SUMMERVILLE — Three years ago, the idea of something as expansive as a regional park in Dorchester County was a daydream.

Features proposed for Ashley River park

- River wetlands and woodlands hiking trail.*

- Stocked fishing pond with platforms.*

- Restrooms.*

- Pondside pavilion, meeting hall and amphitheater sites.

- Paddle boat launch, rental facility, boat dock.

- Two riverside camping areas with toilets and showers.

- Dog park.

- Picnic, shelter areas and playgrounds.

- Wildflower meadow.

*Expected to be available when park opens its first phase.

Now, the gates could swing open as early as next spring.

The Ashley River park is in active planning as a multi-use, passive woodland and water attraction — the sort of thing, in other words, that county residents now have to travel to Charleston County to find.

A modest admission fee will be charged similar to those at Charleston County parks — itself a big coming-of-age for a county that three times since the 1990s turned down paying for a bond to buy park land, before approving it in 2010.

The first detailed concept plan of the park was reviewed earlier this week by the parks and recreation commission. It was drawn using ideas from the public given during a walk-through of the 83-acre tract along the river earlier this year. The county will host a second public walk through to review those features, tentatively to be held on a Saturday in August.

“Hopefully by the end of the year we’ll be able to start moving dirt,” said County Councilman Jay Byars. “From what I’ve heard, getting (the first phase) open in the spring isn’t out of the question.” That phase is expected to include at least trails and a stocked fishing pond.
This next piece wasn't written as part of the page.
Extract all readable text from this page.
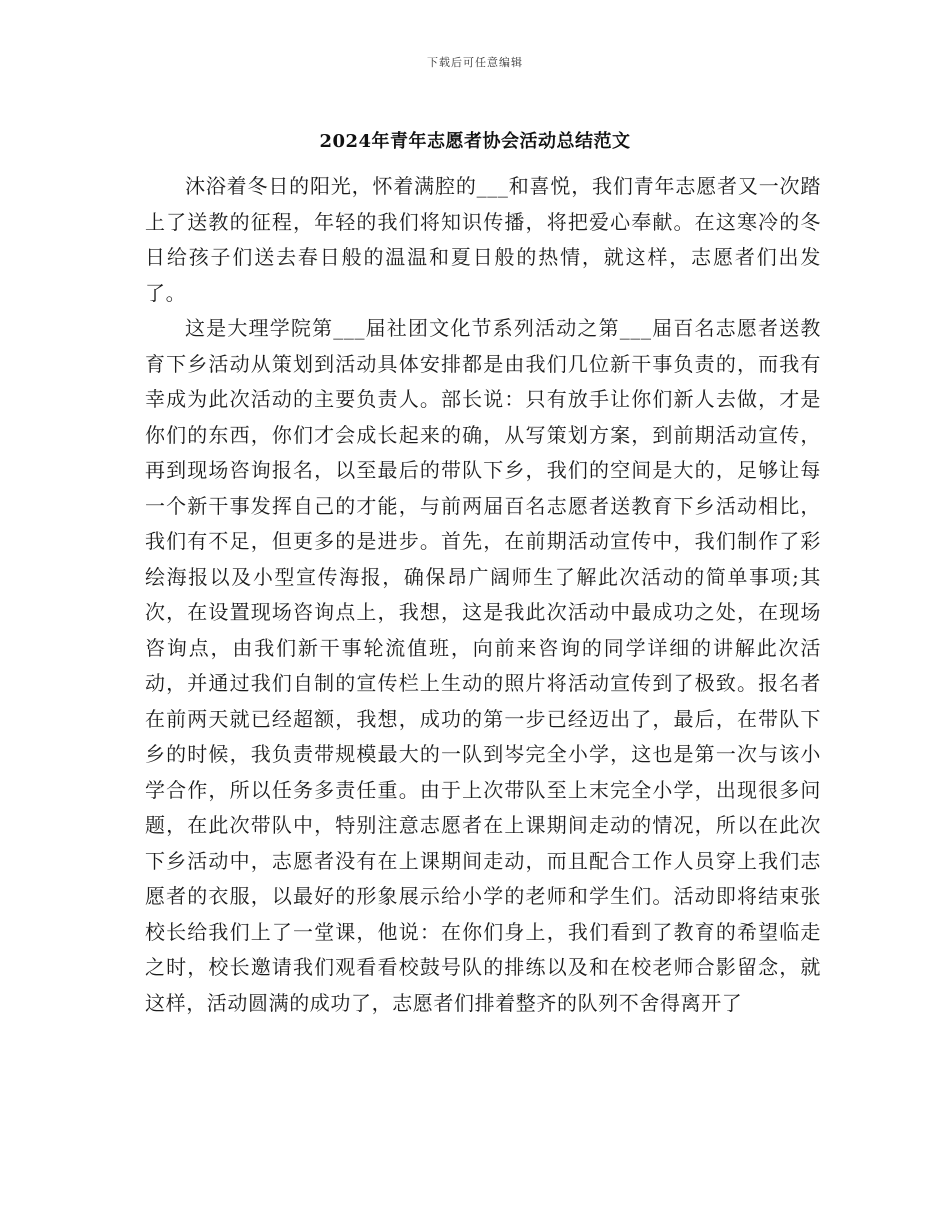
下载后可任意编辑
2024年青年志愿者协会活动总结范文

沐浴着冬日的阳光，怀着满腔的___和喜悦，我们青年志愿者又一次踏上了送教的征程，年轻的我们将知识传播，将把爱心奉献。在这寒冷的冬日给孩子们送去春日般的温温和夏日般的热情，就这样，志愿者们出发了。

这是大理学院第___届社团文化节系列活动之第___届百名志愿者送教育下乡活动从策划到活动具体安排都是由我们几位新干事负责的，而我有幸成为此次活动的主要负责人。部长说：只有放手让你们新人去做，才是你们的东西，你们才会成长起来的确，从写策划方案，到前期活动宣传，再到现场咨询报名，以至最后的带队下乡，我们的空间是大的，足够让每一个新干事发挥自己的才能，与前两届百名志愿者送教育下乡活动相比，我们有不足，但更多的是进步。首先，在前期活动宣传中，我们制作了彩绘海报以及小型宣传海报，确保昂广阔师生了解此次活动的简单事项;其次，在设置现场咨询点上，我想，这是我此次活动中最成功之处，在现场咨询点，由我们新干事轮流值班，向前来咨询的同学详细的讲解此次活动，并通过我们自制的宣传栏上生动的照片将活动宣传到了极致。报名者在前两天就已经超额，我想，成功的第一步已经迈出了，最后，在带队下乡的时候，我负责带规模最大的一队到岑完全小学，这也是第一次与该小学合作，所以任务多责任重。由于上次带队至上末完全小学，出现很多问题，在此次带队中，特别注意志愿者在上课期间走动的情况，所以在此次下乡活动中，志愿者没有在上课期间走动，而且配合工作人员穿上我们志愿者的衣服，以最好的形象展示给小学的老师和学生们。活动即将结束张校长给我们上了一堂课，他说：在你们身上，我们看到了教育的希望临走之时，校长邀请我们观看看校鼓号队的排练以及和在校老师合影留念，就这样，活动圆满的成功了，志愿者们排着整齐的队列不舍得离开了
Charleston County has long had a growing assortment of recreation parks. Berkeley County hasn’t, relying instead for recreation on Lake Moultrie, Francis Marion National Forest, the Santee and Cooper rivers.

Dorchester County, while watching its population boom to more than 130,000, offered nothing more than unimproved boat landings on the Edisto River.
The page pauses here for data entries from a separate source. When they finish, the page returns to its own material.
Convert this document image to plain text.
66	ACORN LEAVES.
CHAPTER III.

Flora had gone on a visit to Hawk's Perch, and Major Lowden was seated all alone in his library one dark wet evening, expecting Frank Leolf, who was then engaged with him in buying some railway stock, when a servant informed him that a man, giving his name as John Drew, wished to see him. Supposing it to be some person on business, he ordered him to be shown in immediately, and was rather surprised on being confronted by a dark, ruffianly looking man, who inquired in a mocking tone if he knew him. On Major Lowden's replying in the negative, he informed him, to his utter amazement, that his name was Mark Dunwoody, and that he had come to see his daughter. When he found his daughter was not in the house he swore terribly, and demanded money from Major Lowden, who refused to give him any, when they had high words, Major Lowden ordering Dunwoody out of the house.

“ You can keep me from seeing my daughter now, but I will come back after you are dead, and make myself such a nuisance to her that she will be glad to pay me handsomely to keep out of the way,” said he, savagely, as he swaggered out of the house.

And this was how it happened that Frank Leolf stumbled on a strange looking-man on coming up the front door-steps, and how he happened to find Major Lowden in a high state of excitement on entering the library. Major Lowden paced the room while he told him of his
A managed park “is long overdue,” said Mike Montei, a commission member who lives near the Ashley River site. The park “is a first step in (an overall) park venture that has the makings of a solid plan.”

The Ashley River tract sits north of the river and east of Bacons Bridge Road in the booming development area outside Summerville. It includes more than a half mile of frontage along the river, in a jungle-like stretch when it turns from a blackwater creek to a tidal stream.

In the subdivision-swarmed Oakbrook area outside busy Summerville, the tract was a late and fortunate acquisition. Few large open properties were left in the 1990s-2000s development boom, and civic leaders roundly considered it too late for public money to be able to compete in the bidding. The Ashley River property was in the process of being cleared for development when the builder went into receivership in the 2008 recession.

It was one of two large tracts, along with the 330-acre Pine Trace property nearby that the bond money was approved just in time to set them aside.

Purchased in 2012 for $1.3 million of that money, the tract came with an estimated $3 million worth of infrastructure already in place, including sewer lines, a large fishing pond with a gazebo, a dock on the river and a riverside trail with boardwalks.

Even then the buy was controversial; some people argued the money could be better spent. The finished park will prove itself, Montei said.

“It’s a resource that doesn’t exist anywhere else in the county, the first of its kind,” he said.